É certo que os homens que pensaram a política estadonovista, com o intuito de rebaixar o alegado individualismo das práticas políticas atribuídas à Primeira República, valem-se da argumentação similar à utilizada por Graciliano para criticar a vertente “espiritualista”, tachada por ele de “abstrata”, “artificial”, “individualista” por deixar de lado “a representação de problemas sociais para privilegiar situações que diriam respeito ao universo tematizado nas classes mais altas” (SALLA, 2010, p. 118). Mas é

certo também que outras posições literárias foram utilizadas na justificativa ideológica do Estado Novo.

Eliana Dutra (1997, p. 154), comentando o discurso no qual Vargas justificava a adoção de medidas “enérgicas” e antidemocráticas no enfrentamento dos perigos que ameaçavam a nação, deixa antever a influência de um pensamento mais conservador nesse posicionamento:

Vargas [...] deixa manifesto, nesse discurso, o papel da família e da religião na estrutura da nacionalidade. Ao fazê-lo, a nosso ver, ele penetra na intimidade dos lares, traduz o sentimento da família reunida, para em seguida apelar ao amor pela pátria, enquanto um desdobramento natural do amor familiar. E a Pátria, assim, começa a ser revestida de uma devoção amorosa (DUTRA, 1997, p. 154-155).

Sem dúvida, os ideólogos do Estado Novo comungaram, principalmente, das propostas dos escritores regionalistas em seus romances, ensaios e crônicas, consubstanciando-as, em termos políticos, como forma de legitimar suas ações e discursos. E Graciliano, maioridade literária da geração regionalista, foi um desses escritores.
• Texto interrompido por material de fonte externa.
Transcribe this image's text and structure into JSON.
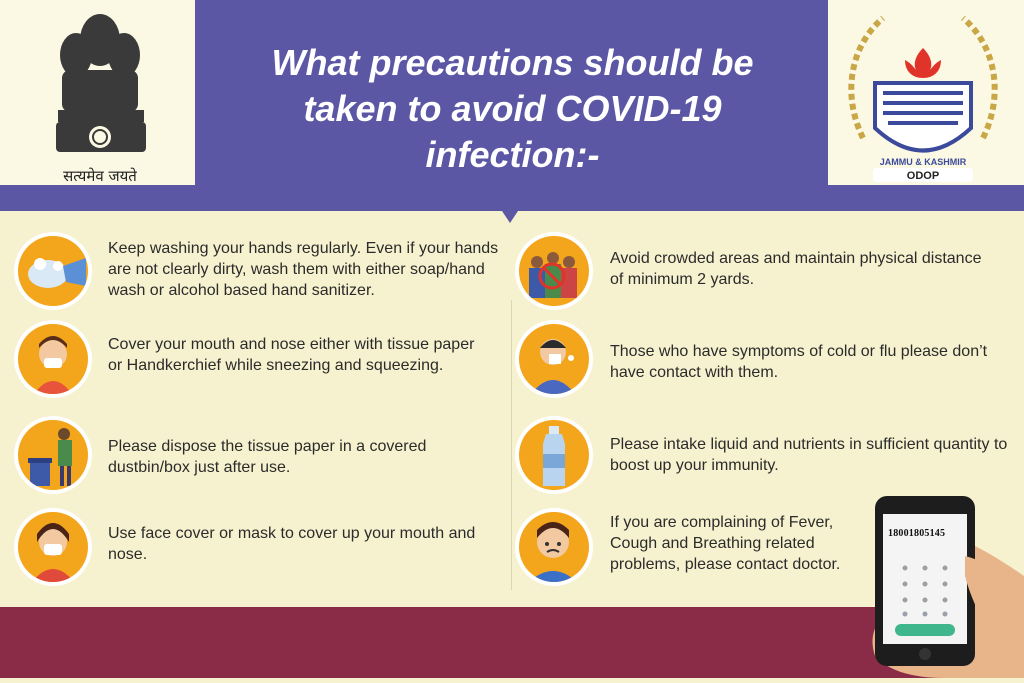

Evidente que os homens do regime procuravam na literatura da época apenas aquilo que conviesse ao poder. O que cabia a ser utilizado como justificativa ideológica do regime. Apesar dos diferentes fins, “os termos, assuntos e temas utilizados para conferir estatuto de realidade às obras literárias foram utilizados de maneira semelhante pelo governo para justificar suas medidas administrativas” (SALLA, 2010, p. 190).

É nessa perspectiva que podemos vislumbrar semelhanças entre o discurso combativo dos escritores regionalistas, principalmente os nordestinos, e o arquitetado pelo regime instaurado por Getúlio Vargas, cuja justificativa ideológica, apesar de não estar originalmente presente nos discursos desses escritores, emergia pelo enquadramento e direcionamento dado a eles pela retórica do Estado.

Como via de mão dupla, também o próprio pensamento de Graciliano acaba por ser influenciado pelos discursos, ideias e contradições imanentes ao contexto da época, que, por sua vez, se relacionavam às disposições da estrutura social do país. As crônicas escritas até 1940 apresentam um autor profundamente imerso nos conflitos políticos, ideológicos e literários, pois é no processo histórico, social e econômico que Graciliano extrai as formas de entendimento do país.